How to Know When Your Loved One May Need Assisted Living
If you have a senior loved one living by themselves in the family home, it might be time to start talking about downsizing. They may just need a smaller place that is safer and easier to maintain, but if they need a little help with everyday living, one option is assisted living.
Look for Signs Inside the Home
If you don’t live nearby, schedule a time to go visit your loved one to see what condition the house is in. If you do live nearby, take a few extra minutes to look more closely. Before you even go inside, check the mailbox for mail that hasn’t been taken inside or newspapers that are still laying in the yard or driveway.
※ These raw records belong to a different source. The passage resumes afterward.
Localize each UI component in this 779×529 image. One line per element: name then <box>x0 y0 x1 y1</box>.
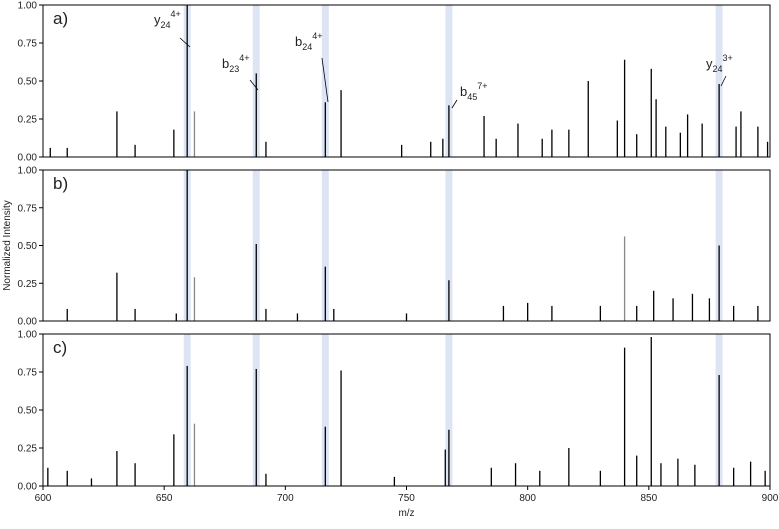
y-tick-label: 0.00 <box>18 153 38 164</box>
y-tick-label: 1.00 <box>18 166 38 177</box>
highlight-band <box>445 5 453 157</box>
annotation-charge: 4+ <box>171 9 181 19</box>
annotation-leader <box>249 79 259 91</box>
y-tick-label: 0.50 <box>18 77 38 88</box>
annotation-charge: 4+ <box>239 53 249 63</box>
peak-annotation: b244+ <box>295 31 323 52</box>
x-axis-label: m/z <box>398 508 414 519</box>
x-tick-label: 650 <box>156 493 173 504</box>
x-tick-label: 600 <box>35 493 52 504</box>
y-tick-label: 0.25 <box>18 115 38 126</box>
annotation-index: 23 <box>229 64 239 74</box>
annotation-index: 24 <box>713 64 723 74</box>
y-tick-label: 1.00 <box>18 330 38 341</box>
x-tick-label: 700 <box>277 493 294 504</box>
annotation-index: 24 <box>161 20 171 30</box>
y-tick-label: 0.75 <box>18 39 38 50</box>
peak-annotation: b234+ <box>222 53 250 74</box>
annotation-index: 24 <box>302 42 312 52</box>
y-axis-label: Normalized Intensity <box>2 200 13 291</box>
peak-annotation: b457+ <box>460 81 488 102</box>
y-tick-label: 0.00 <box>18 317 38 328</box>
annotation-ion: y <box>706 56 713 71</box>
annotation-ion: b <box>295 34 302 49</box>
y-tick-label: 1.00 <box>18 1 38 12</box>
highlight-band <box>445 334 453 486</box>
y-tick-label: 0.25 <box>18 444 38 455</box>
annotation-leader <box>720 75 727 87</box>
y-tick-label: 0.75 <box>18 203 38 214</box>
annotation-leader <box>179 37 191 48</box>
annotation-leader <box>321 57 329 103</box>
panel-label: c) <box>53 338 67 357</box>
annotation-charge: 4+ <box>312 31 322 41</box>
highlight-band <box>445 170 453 321</box>
annotation-index: 45 <box>467 92 477 102</box>
y-tick-label: 0.75 <box>18 368 38 379</box>
panel-label: a) <box>53 9 68 28</box>
panel-label: b) <box>53 174 68 193</box>
x-tick-label: 800 <box>519 493 536 504</box>
highlight-band <box>715 5 723 157</box>
annotation-ion: y <box>154 12 161 27</box>
y-tick-label: 0.50 <box>18 406 38 417</box>
peak-annotation: y244+ <box>154 9 181 30</box>
highlight-band <box>321 170 329 321</box>
y-tick-label: 0.25 <box>18 279 38 290</box>
x-tick-label: 750 <box>398 493 415 504</box>
annotation-charge: 3+ <box>723 53 733 63</box>
x-tick-label: 850 <box>640 493 657 504</box>
highlight-band <box>321 334 329 486</box>
peak-annotation: y243+ <box>706 53 733 74</box>
plot-frame <box>42 4 771 158</box>
annotation-charge: 7+ <box>477 81 487 91</box>
annotation-ion: b <box>222 56 229 71</box>
annotation-ion: b <box>460 84 467 99</box>
plot-frame <box>42 169 771 322</box>
y-tick-label: 0.00 <box>18 482 38 493</box>
annotation-leader <box>451 99 458 109</box>
y-tick-label: 0.50 <box>18 241 38 252</box>
x-tick-label: 900 <box>762 493 779 504</box>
These are signs your loved one may not be feeling well enough to pick them up each day, either physically or mentally.
Once inside, look for signs of disinterest in daily living, like unpaid bills, unopened mail, and unread magazines. If you find moldy or spoiled food in the fridge or lots of empty chip bags or candy wrappers, your loved one is probably not eating the way they should be to stay healthy. Expired medications can mean they aren’t being taken on a regular basis. Any of these issues could point to an underlying health issue that is keeping them from taking care of themselves, or it could be they are lonely or depressed.
Look for Personal Signs
Other indications of needing some help with regular tasks can be seen by looking at your loved one or talking to others. If the senior appears unkempt or disheveled, unshaven or unshowered, it may be that these daily tasks have become difficult for them to do on their own. Another small sign of struggle is they used to wear shirts with buttons and now they only wear shirts that pull over their head.
Your loved one may not tell you everything that’s going on with them because they don’t want you worry about them, but they are confiding in another, or someone else may notice things you don’t because you don’t see them on a daily basis. Talk to their friends or other relatives and see if they mention extra doctor’s appointments or times they have fallen. Their friends may mention they haven’t been attending church regularly or they no longer call to get together. A neighbor might have seen an ambulance at the house or realized your loved one doesn’t come outside as much as they used to. Again, these are all signs they may need some help.
If your loved one is in a place that is in good condition and on one floor, in-home care may be an option. Having someone check in on them daily to ensure they’re bathing, getting dressed, and eating on a regular basis can be extremely helpful, especially if you aren’t able to see them every day. However, if they need to downsize, assisted living can be a good option. It not only offers regular meals and limited assistance, it also provides social interaction that many seniors lack as they start to lose friends and relatives.
Keep in mind, assisted living does not provide full care or medical assistance. If your loved one requires constant care or is suffering from other more serious ailments that requires more specialized nursing care, they may need a skilled nursing facility. Assisted living communities differ in the amount of support they provide, and they offer consultations or evaluations before a senior becomes a resident to determine if they meet the requirements to live there. Don’t be upset if the consultant says it is not a good fit for your loved or that they need more care than the facility provides, it is better for them to be honest so you can find a place that has the appropriate level of care.